Doit-on dire que la cruauté du valet envers son maître avait atteint ses limites ? Bangja finit par dire : « Ah, je vois maintenant qui c’est. » Et il précise : c’est Chunhyang, la fille de Weolmae, une ancienne geisha ou « kisaeng » en coréen. Est-elle alors destinée à exercer le même métier que sa mère ? Cette interrogation représente une source d’espoir pour Mongryong. Il dit alors à son valet : « Fais-la venir tout de suite. » Mais là, peut-être par envie de le frustrer à nouveau, Bangja apporte une autre précision : du côté paternel, elle appartient à la noblesse. C’est effectivement la fille naturelle d’un aristocrate. On a ainsi affaire à une demi-noble en quelque sorte. Et il n’est pas question de la faire venir comme on appelle une geisha. Le valet ne parvient cependant pas à raisonner son jeune maître, voire à dompter sa vigueur, et finit par obéir à son ordre.

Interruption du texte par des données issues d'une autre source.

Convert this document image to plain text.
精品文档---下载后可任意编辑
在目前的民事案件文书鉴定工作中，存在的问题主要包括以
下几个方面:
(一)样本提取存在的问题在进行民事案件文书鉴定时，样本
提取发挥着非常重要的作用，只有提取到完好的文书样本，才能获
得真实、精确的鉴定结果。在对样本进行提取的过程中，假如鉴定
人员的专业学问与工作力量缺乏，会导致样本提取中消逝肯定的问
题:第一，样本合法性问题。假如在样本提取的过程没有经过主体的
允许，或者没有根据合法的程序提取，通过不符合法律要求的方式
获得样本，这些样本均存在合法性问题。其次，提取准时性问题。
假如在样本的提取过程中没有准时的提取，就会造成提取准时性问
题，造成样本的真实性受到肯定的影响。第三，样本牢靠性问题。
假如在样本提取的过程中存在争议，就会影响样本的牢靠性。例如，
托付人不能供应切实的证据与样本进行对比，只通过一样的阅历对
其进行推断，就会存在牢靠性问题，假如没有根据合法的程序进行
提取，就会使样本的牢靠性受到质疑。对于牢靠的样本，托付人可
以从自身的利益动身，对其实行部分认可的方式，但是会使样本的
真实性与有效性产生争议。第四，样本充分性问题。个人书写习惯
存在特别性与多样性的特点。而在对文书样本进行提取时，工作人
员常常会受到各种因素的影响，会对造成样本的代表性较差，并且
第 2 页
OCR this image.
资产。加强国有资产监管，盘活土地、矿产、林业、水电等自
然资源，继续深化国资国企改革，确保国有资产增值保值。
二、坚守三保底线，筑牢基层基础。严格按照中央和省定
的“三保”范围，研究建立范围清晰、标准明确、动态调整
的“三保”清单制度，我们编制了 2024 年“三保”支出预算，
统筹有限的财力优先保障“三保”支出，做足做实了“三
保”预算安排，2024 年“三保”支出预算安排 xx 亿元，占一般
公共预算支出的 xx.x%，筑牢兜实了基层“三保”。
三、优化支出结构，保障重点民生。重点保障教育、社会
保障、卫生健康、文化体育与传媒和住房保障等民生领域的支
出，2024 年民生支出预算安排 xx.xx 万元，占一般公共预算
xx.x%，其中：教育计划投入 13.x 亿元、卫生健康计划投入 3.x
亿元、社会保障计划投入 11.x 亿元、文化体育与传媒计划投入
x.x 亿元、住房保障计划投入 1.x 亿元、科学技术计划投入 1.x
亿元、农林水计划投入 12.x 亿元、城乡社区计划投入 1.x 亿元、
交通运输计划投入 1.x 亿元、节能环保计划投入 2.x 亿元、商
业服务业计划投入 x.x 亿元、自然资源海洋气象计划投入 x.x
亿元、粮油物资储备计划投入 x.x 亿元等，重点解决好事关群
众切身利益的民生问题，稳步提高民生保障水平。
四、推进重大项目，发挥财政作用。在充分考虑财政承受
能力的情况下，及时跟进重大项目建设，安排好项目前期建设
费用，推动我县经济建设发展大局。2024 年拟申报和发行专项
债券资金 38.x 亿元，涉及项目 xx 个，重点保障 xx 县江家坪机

Le voici en tant que messager auprès de Chunhyang qui, elle, est en compagnie de sa fidèle servante Hyangdan. Celle-ci réplique immédiatement, avant que sa maitresse ne donne de réponse à la proposition de Mongryong transmise par son valet : « Voilà un gentilhomme qui ignore cependant comment se comporter à l’égard d’une demoiselle ! » Quant à la personne concernée, elle sourit et laisse un vers métrique avant de quitter les lieux avec sa servante. Ce petit poème est bien évidemment incompréhensible pour un domestique. Heureusement pour Banja, il est assez court pour qu’il puisse le retenir et le rapporter à son maître :


C’est la mouette qui va vers la mer

C’est le papillon qui va vers une fleur

C’est le crabe qui va vers un trou


L’ayant écouté, le jeune noble, suffisamment cultivé pour le comprendre, saute de joie. La jeune femme l’invite à la rejoindre. Où ? Dans son trou. Par le mot « trou », Monrgyong ayant suivi une éducation confucianiste n’aurait certainement pas entendu autre chose que la maison. En effet, il interroge immédiatement son valet : « Où habite-t-elle ? ». Alors que Bangja lui explique le chemin, un chant folklorique reproduit ce passage de façon à attribuer les explications à Chunhyang elle-même, histoire d’insister sur l’audace d’une jeune femme qui invite un inconnu dans sa demeure. 


Liste des mélodies de cette semaine

  1. « Jeokseongga » par Kim Chun-su.
  2. Un extrait du « Chant de Chunhyang » : Chunhyang à la balançoire, chanté par Kim So-hee.
  3. Le « Petit chant de Chunhyang » par An Jung-a.